昔から王都は魔窟であると先輩から聞かされてきたというのに、長年の実績と自信が、そのままウェスカの油断となっていたのだ。
そんなウェスカの人生を救ったのは、今となってはたった一人の主となってしまったクルムと、すでにこの世にはないその兄であった。
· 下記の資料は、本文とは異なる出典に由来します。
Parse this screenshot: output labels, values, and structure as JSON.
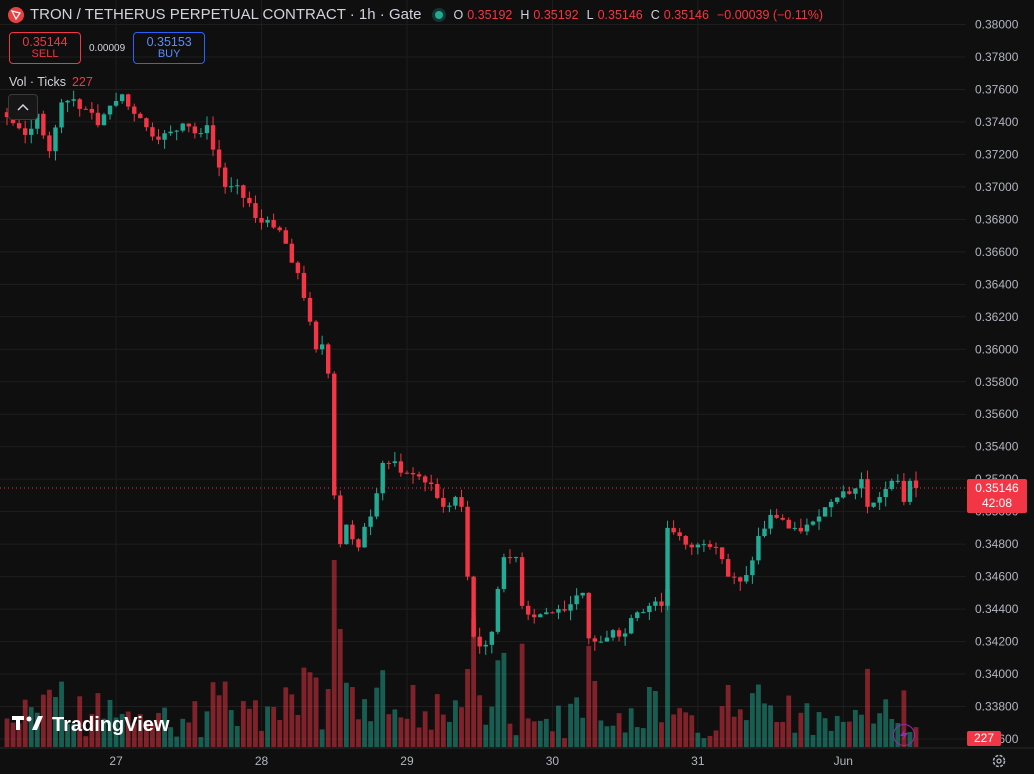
{
  "header": {
    "title": "TRON / TETHERUS PERPETUAL CONTRACT · 1h · Gate",
    "open_label": "O",
    "open": "0.35192",
    "high_label": "H",
    "high": "0.35192",
    "low_label": "L",
    "low": "0.35146",
    "close_label": "C",
    "close": "0.35146",
    "change": "−0.00039 (−0.11%)"
  },
  "trade": {
    "sell_price": "0.35144",
    "sell_label": "SELL",
    "spread": "0.00009",
    "buy_price": "0.35153",
    "buy_label": "BUY"
  },
  "volume_legend": {
    "label": "Vol · Ticks",
    "value": "227"
  },
  "brand": {
    "name": "TradingView"
  },
  "last_price_tag": {
    "price": "0.35146",
    "countdown": "42:08"
  },
  "volume_tag": "227",
  "icons": [
    "tron-logo-icon",
    "chevron-up-icon",
    "tradingview-logo-icon",
    "lightning-icon",
    "gear-icon"
  ],
  "colors": {
    "up": "#22ab94",
    "down": "#f23645",
    "background": "#0f0f0f",
    "grid": "#1e1e1e"
  },
  "chart_data": {
    "type": "candlestick",
    "y_ticks": [
      "0.38000",
      "0.37800",
      "0.37600",
      "0.37400",
      "0.37200",
      "0.37000",
      "0.36800",
      "0.36600",
      "0.36400",
      "0.36200",
      "0.36000",
      "0.35800",
      "0.35600",
      "0.35400",
      "0.35200",
      "0.35000",
      "0.34800",
      "0.34600",
      "0.34400",
      "0.34200",
      "0.34000",
      "0.33800",
      "0.33600"
    ],
    "ylim": [
      0.336,
      0.38
    ],
    "x_ticks": [
      {
        "label": "27",
        "index": 18
      },
      {
        "label": "28",
        "index": 42
      },
      {
        "label": "29",
        "index": 66
      },
      {
        "label": "30",
        "index": 90
      },
      {
        "label": "31",
        "index": 114
      },
      {
        "label": "Jun",
        "index": 138
      }
    ],
    "grid": true,
    "last_price": 0.35146,
    "keypoints_close": [
      [
        0,
        0.3743
      ],
      [
        3,
        0.3732
      ],
      [
        5,
        0.3745
      ],
      [
        7,
        0.3722
      ],
      [
        9,
        0.3752
      ],
      [
        11,
        0.3754
      ],
      [
        13,
        0.3748
      ],
      [
        15,
        0.3738
      ],
      [
        17,
        0.375
      ],
      [
        19,
        0.3757
      ],
      [
        21,
        0.3745
      ],
      [
        24,
        0.3731
      ],
      [
        27,
        0.3734
      ],
      [
        29,
        0.3739
      ],
      [
        31,
        0.3733
      ],
      [
        33,
        0.3738
      ],
      [
        34,
        0.3723
      ],
      [
        36,
        0.37
      ],
      [
        38,
        0.3701
      ],
      [
        40,
        0.369
      ],
      [
        42,
        0.3678
      ],
      [
        44,
        0.3675
      ],
      [
        46,
        0.3665
      ],
      [
        48,
        0.3647
      ],
      [
        50,
        0.3617
      ],
      [
        51,
        0.36
      ],
      [
        52,
        0.3603
      ],
      [
        53,
        0.3585
      ],
      [
        54,
        0.351
      ],
      [
        55,
        0.348
      ],
      [
        56,
        0.3492
      ],
      [
        57,
        0.3483
      ],
      [
        58,
        0.3478
      ],
      [
        60,
        0.3497
      ],
      [
        62,
        0.353
      ],
      [
        64,
        0.3531
      ],
      [
        65,
        0.3524
      ],
      [
        67,
        0.3523
      ],
      [
        69,
        0.3518
      ],
      [
        70,
        0.3517
      ],
      [
        72,
        0.3503
      ],
      [
        74,
        0.3509
      ],
      [
        75,
        0.3503
      ],
      [
        76,
        0.346
      ],
      [
        77,
        0.3423
      ],
      [
        78,
        0.3417
      ],
      [
        79,
        0.3418
      ],
      [
        80,
        0.3426
      ],
      [
        82,
        0.3472
      ],
      [
        84,
        0.3472
      ],
      [
        85,
        0.3442
      ],
      [
        87,
        0.3435
      ],
      [
        89,
        0.3438
      ],
      [
        91,
        0.344
      ],
      [
        93,
        0.3443
      ],
      [
        95,
        0.345
      ],
      [
        96,
        0.3422
      ],
      [
        98,
        0.342
      ],
      [
        100,
        0.3427
      ],
      [
        102,
        0.3425
      ],
      [
        104,
        0.3438
      ],
      [
        106,
        0.3442
      ],
      [
        108,
        0.3442
      ],
      [
        109,
        0.349
      ],
      [
        111,
        0.3485
      ],
      [
        113,
        0.3478
      ],
      [
        115,
        0.348
      ],
      [
        117,
        0.3478
      ],
      [
        119,
        0.346
      ],
      [
        121,
        0.3457
      ],
      [
        123,
        0.347
      ],
      [
        124,
        0.3485
      ],
      [
        126,
        0.3498
      ],
      [
        128,
        0.3495
      ],
      [
        130,
        0.349
      ],
      [
        132,
        0.3492
      ],
      [
        134,
        0.3497
      ],
      [
        136,
        0.3506
      ],
      [
        139,
        0.3511
      ],
      [
        141,
        0.352
      ],
      [
        142,
        0.3503
      ],
      [
        144,
        0.3509
      ],
      [
        146,
        0.3519
      ],
      [
        147,
        0.3519
      ],
      [
        148,
        0.3506
      ],
      [
        149,
        0.3519
      ],
      [
        150,
        0.3515
      ]
    ],
    "volume_by_index": {
      "53": 58,
      "54": 190,
      "55": 118,
      "67": 62,
      "76": 78,
      "97": 66,
      "106": 60,
      "107": 56,
      "146": 28,
      "147": 24,
      "149": 15
    }
  }
}
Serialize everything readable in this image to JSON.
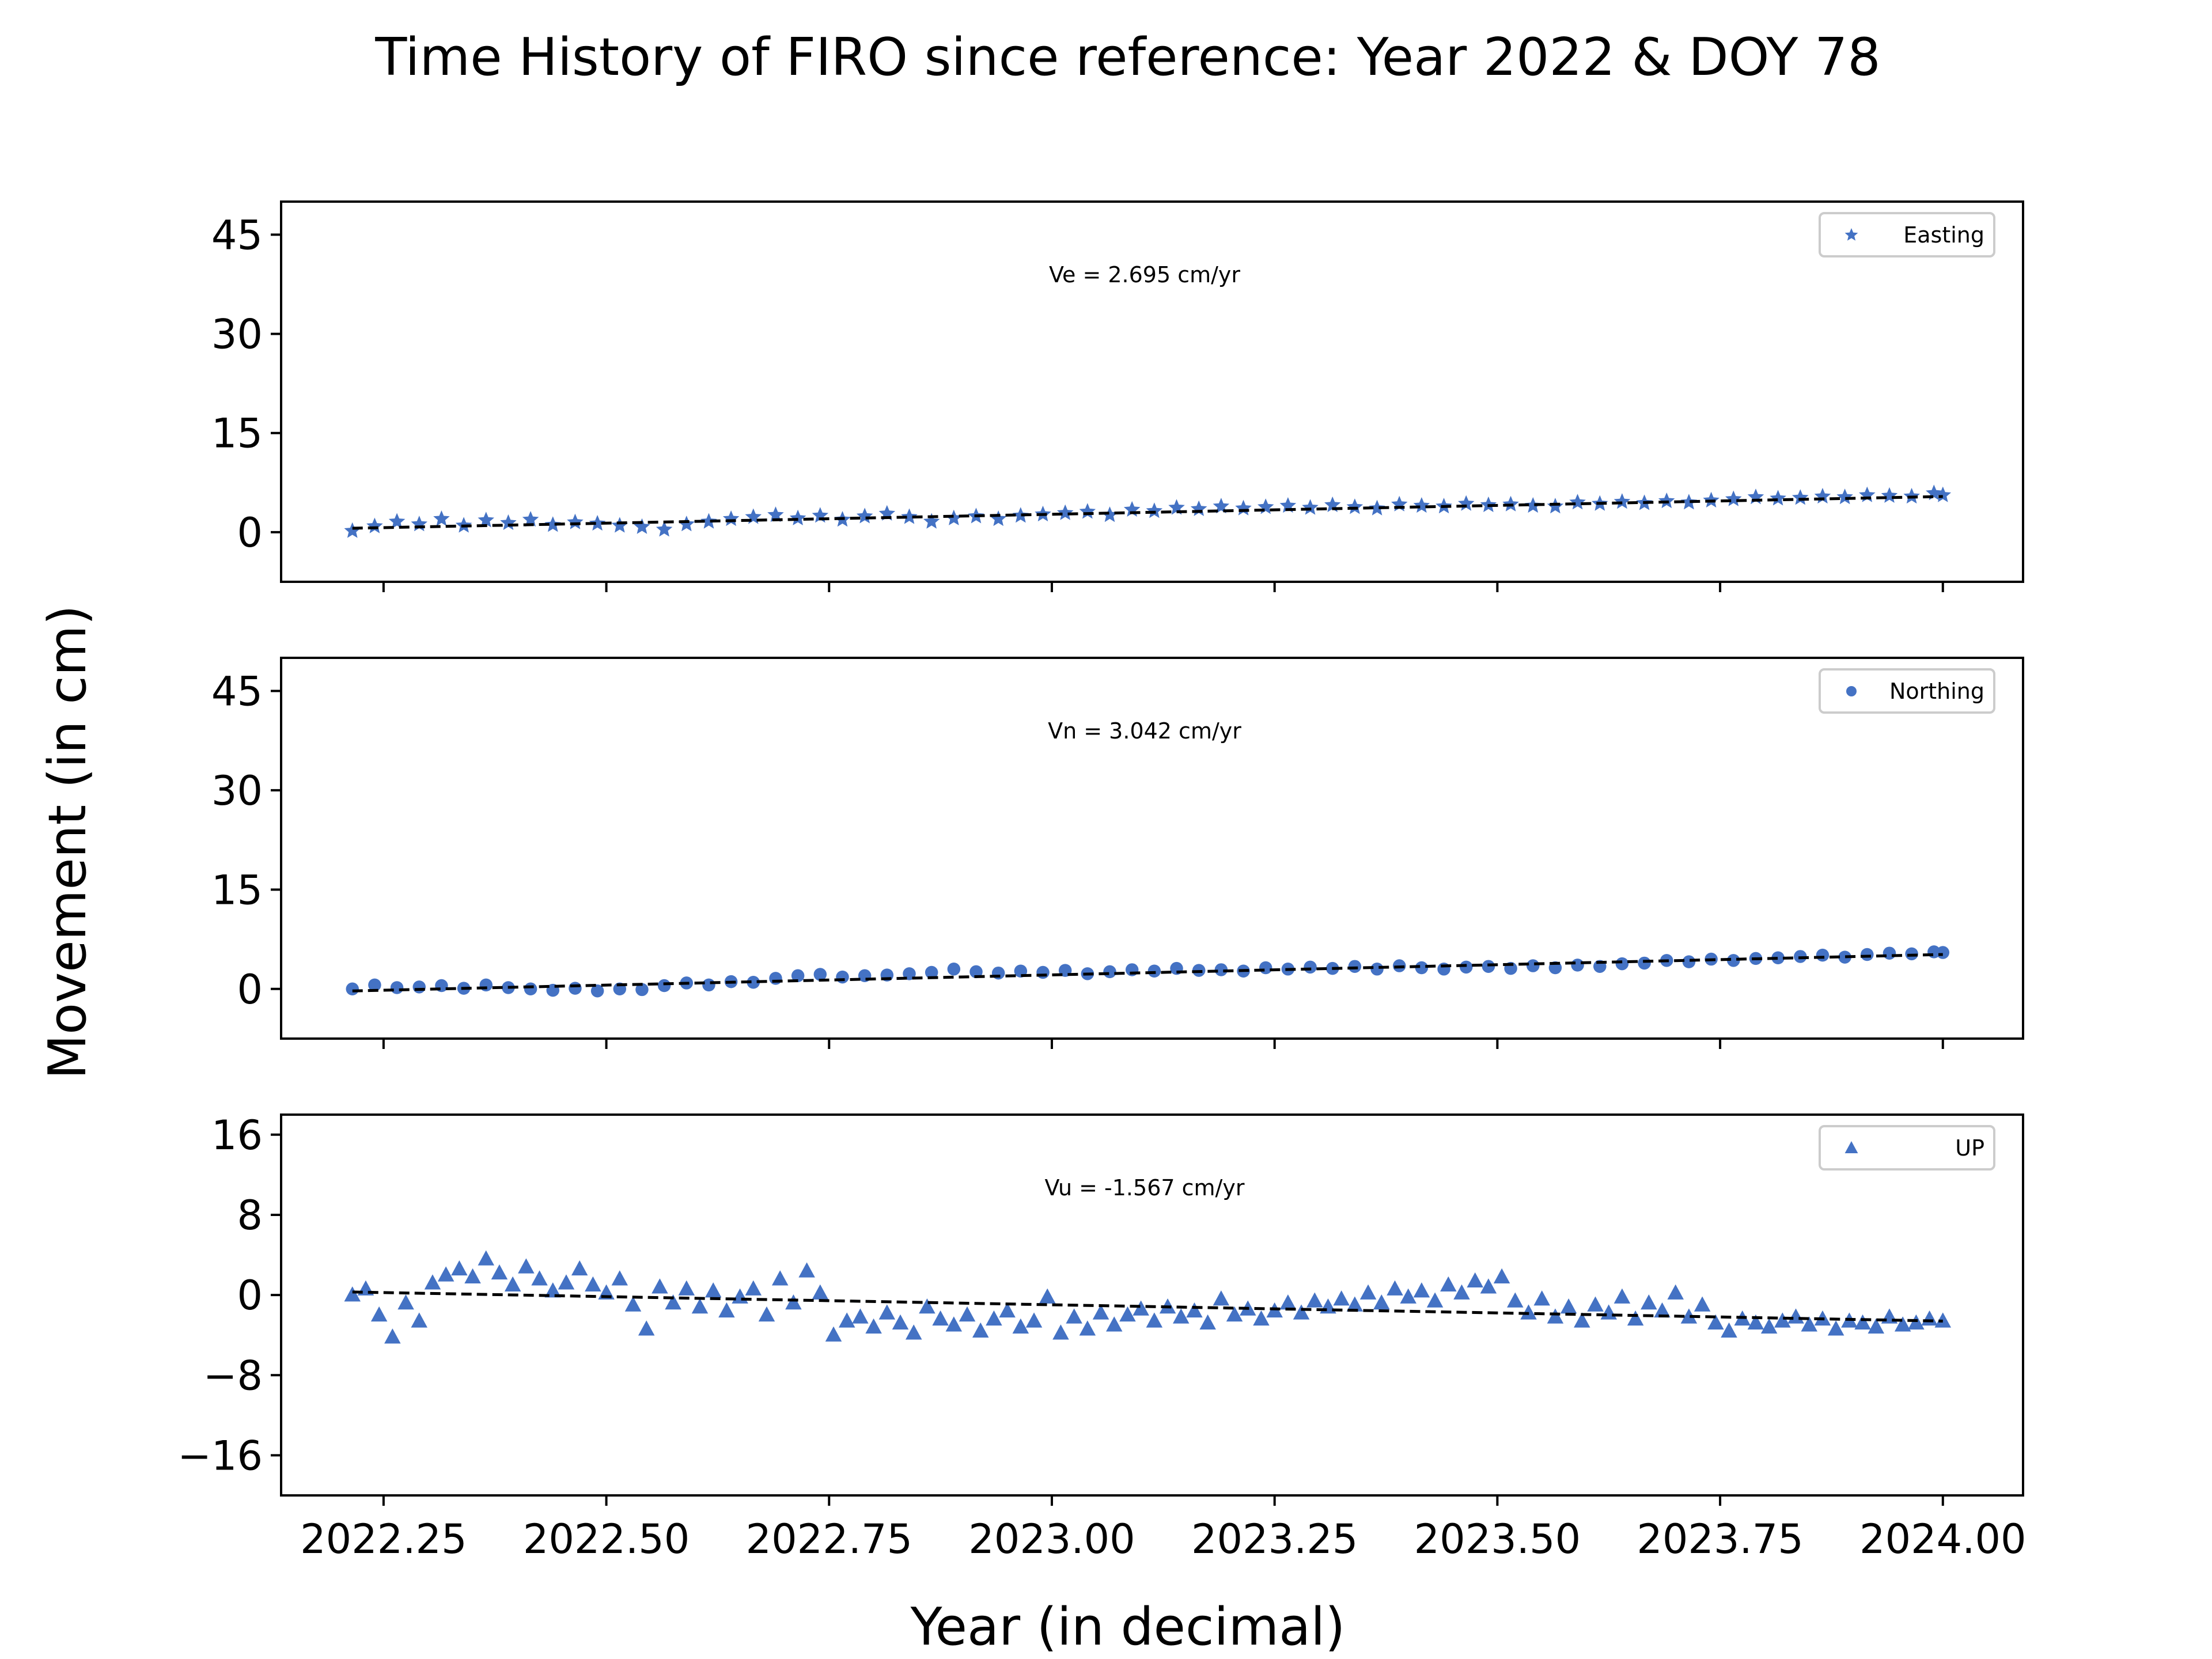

とにかく、そんな理由でウェスカは二人に絶対の忠誠を誓っていた。
クルムの兄を亡くしたことでウェスカは自分の力の足りなさを痛感する。
なんとか残ったクルムだけでも守るためには、もっと圧倒的な力が必要であった。
そう考えたのは賢い主も同じであったようで、ウェスカはその何かの捜索を命じられた。
王都は魔窟。
誰がどこの王位継承者と繋がっているかもわからない街で、優秀な人材を探すことは非常に難しい。捜索は当然のように難航した。
クルムが十三歳になる日は、刻一刻と迫ってきていた。
クルムは日増しに二人でいる時の表情が険しくなり、一層の覚悟を決めているのがわかる。それでもウェスカに対してはねぎらいの言葉をかけてくるのだから、とんでもない胆力だ。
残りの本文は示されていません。